All grumblings aside, we can all agree on one thing; comfort food is crucial in getting us through these cold winter months, and there is nothing more restorative than cuddling up indoors with a soothing mug of homemade soup while the wind howls outdoors.
Which brings me to my homemade cauliflower soup, a staple in my apartment this season. Creamy and delicious, it requires minimal ingredients and preparation but produces maximum flavor. You’re going to be confused when you see how simple the ingredient list is..just trust me.

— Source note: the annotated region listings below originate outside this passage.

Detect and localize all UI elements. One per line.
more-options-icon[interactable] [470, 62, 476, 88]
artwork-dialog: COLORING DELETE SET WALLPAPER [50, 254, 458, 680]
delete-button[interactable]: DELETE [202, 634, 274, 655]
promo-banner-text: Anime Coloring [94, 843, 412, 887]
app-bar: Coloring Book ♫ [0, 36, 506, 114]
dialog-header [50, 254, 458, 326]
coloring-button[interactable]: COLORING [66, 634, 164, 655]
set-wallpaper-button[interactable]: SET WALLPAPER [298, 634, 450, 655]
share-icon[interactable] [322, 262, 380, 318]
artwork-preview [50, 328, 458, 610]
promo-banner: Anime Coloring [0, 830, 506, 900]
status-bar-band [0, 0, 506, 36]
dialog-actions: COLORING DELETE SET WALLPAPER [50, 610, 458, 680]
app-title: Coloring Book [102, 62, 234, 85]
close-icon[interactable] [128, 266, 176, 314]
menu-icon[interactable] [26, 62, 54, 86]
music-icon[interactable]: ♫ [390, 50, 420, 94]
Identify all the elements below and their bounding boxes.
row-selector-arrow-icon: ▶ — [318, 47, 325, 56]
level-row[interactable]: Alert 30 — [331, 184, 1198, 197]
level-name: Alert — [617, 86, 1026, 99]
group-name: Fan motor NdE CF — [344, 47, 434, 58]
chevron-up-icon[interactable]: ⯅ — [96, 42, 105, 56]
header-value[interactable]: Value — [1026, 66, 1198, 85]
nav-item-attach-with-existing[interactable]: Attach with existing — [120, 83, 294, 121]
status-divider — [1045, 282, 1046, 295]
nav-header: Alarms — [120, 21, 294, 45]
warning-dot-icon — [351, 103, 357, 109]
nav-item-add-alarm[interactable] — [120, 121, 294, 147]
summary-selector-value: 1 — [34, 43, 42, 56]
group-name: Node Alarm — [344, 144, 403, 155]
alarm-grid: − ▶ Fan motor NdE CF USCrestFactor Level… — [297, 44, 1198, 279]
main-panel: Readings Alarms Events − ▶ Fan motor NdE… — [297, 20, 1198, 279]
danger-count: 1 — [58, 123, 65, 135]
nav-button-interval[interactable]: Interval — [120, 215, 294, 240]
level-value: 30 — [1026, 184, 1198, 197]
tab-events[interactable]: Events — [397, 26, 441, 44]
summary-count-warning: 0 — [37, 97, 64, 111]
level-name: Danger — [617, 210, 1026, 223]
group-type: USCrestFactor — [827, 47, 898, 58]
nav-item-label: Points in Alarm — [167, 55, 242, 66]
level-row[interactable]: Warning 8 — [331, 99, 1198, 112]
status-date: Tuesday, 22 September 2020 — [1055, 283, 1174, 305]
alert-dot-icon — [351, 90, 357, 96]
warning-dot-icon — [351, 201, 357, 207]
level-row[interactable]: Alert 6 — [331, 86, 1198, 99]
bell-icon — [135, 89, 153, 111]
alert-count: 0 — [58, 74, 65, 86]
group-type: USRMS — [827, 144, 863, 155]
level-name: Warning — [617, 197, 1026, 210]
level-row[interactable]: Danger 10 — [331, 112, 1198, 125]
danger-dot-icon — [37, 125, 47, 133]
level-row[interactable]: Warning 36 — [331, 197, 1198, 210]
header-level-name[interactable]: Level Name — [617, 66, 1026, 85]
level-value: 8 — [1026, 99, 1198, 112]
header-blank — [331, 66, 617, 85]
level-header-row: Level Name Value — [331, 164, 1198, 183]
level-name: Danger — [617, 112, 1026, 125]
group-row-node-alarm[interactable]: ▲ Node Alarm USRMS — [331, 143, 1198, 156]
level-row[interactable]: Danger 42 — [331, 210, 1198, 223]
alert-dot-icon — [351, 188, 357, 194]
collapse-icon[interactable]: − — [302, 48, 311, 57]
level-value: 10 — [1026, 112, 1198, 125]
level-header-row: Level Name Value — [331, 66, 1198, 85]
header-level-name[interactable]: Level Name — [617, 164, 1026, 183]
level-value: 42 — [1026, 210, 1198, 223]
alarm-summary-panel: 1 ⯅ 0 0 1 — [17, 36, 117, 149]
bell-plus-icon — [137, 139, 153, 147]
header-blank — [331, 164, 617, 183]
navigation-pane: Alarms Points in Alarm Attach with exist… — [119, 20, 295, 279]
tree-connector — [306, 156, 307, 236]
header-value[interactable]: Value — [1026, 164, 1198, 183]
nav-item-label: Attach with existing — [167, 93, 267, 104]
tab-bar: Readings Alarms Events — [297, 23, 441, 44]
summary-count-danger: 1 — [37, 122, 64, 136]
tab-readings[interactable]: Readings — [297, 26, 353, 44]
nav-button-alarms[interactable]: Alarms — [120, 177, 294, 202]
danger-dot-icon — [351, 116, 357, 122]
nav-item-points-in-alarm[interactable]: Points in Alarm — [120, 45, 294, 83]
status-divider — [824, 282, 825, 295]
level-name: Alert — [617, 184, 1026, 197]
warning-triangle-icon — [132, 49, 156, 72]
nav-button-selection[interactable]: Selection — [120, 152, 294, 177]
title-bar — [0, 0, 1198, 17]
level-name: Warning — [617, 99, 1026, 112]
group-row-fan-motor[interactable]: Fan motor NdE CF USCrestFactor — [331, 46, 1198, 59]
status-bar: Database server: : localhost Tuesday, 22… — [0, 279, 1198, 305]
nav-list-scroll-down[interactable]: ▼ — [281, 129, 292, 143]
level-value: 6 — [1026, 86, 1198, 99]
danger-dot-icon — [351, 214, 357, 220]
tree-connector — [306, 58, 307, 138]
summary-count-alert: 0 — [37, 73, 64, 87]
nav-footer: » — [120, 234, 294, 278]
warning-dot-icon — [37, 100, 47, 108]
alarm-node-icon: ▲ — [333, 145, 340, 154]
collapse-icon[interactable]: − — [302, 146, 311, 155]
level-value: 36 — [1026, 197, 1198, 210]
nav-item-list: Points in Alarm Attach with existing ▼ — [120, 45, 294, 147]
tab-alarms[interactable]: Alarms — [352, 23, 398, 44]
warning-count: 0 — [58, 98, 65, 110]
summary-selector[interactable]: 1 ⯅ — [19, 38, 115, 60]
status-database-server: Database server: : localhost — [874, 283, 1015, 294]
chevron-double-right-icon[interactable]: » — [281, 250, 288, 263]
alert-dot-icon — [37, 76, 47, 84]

This soup will trick you on the first bite. It’s so thick and textured that you immediately assume it’s supplemented with a lot of cream and butter; it’s not. This dish is actually very healthy and has significantly less calories that the usual decadent soups. I’m always amazed by the consistency of the blended cauliflower and the richness of the soup, which is why I make it again and again. As always with my entrees, there are a lot of leftovers, which work perfectly for a re-heated lunch the following day.
– 1 head cauliflower
– 2 tablespoons extra-virgin olive oil
– 1 small onion, chopped
– 2 cloves garlic, minced
– 1 quart low-sodium chicken stock
– 1/2 cup finely grated Parmesan
– Salt and freshly ground black pepper
1. Remove the leaves and thick core from the cauliflower, coarsely chop, and put to the side.
2. Heat the olive oil in a large saucepan or soup pot over medium heat and add the onion and garlic. Cook until softened, about 5 minutes. (Note: make sure you don’t burn/brown the garlic. I did that once, and it totally changed the flavor of the soup)
3. Add the cauliflower and stock and bring to a boil. Reduce the heat to a simmer, cover, and cook until the cauliflower is very soft and falling apart, about 15 minutes.
4. Remove from heat and puree the soup in small batches in a blender and return it to the pot.
5. Add the Parmesan and stir until smooth.
6. Season, to taste, with salt and black pepper. Keep warm until ready to serve. (Note: you can add other spices as you wish. Sometimes, I add a bit of cumin or red pepper flakes, depending on my mood!)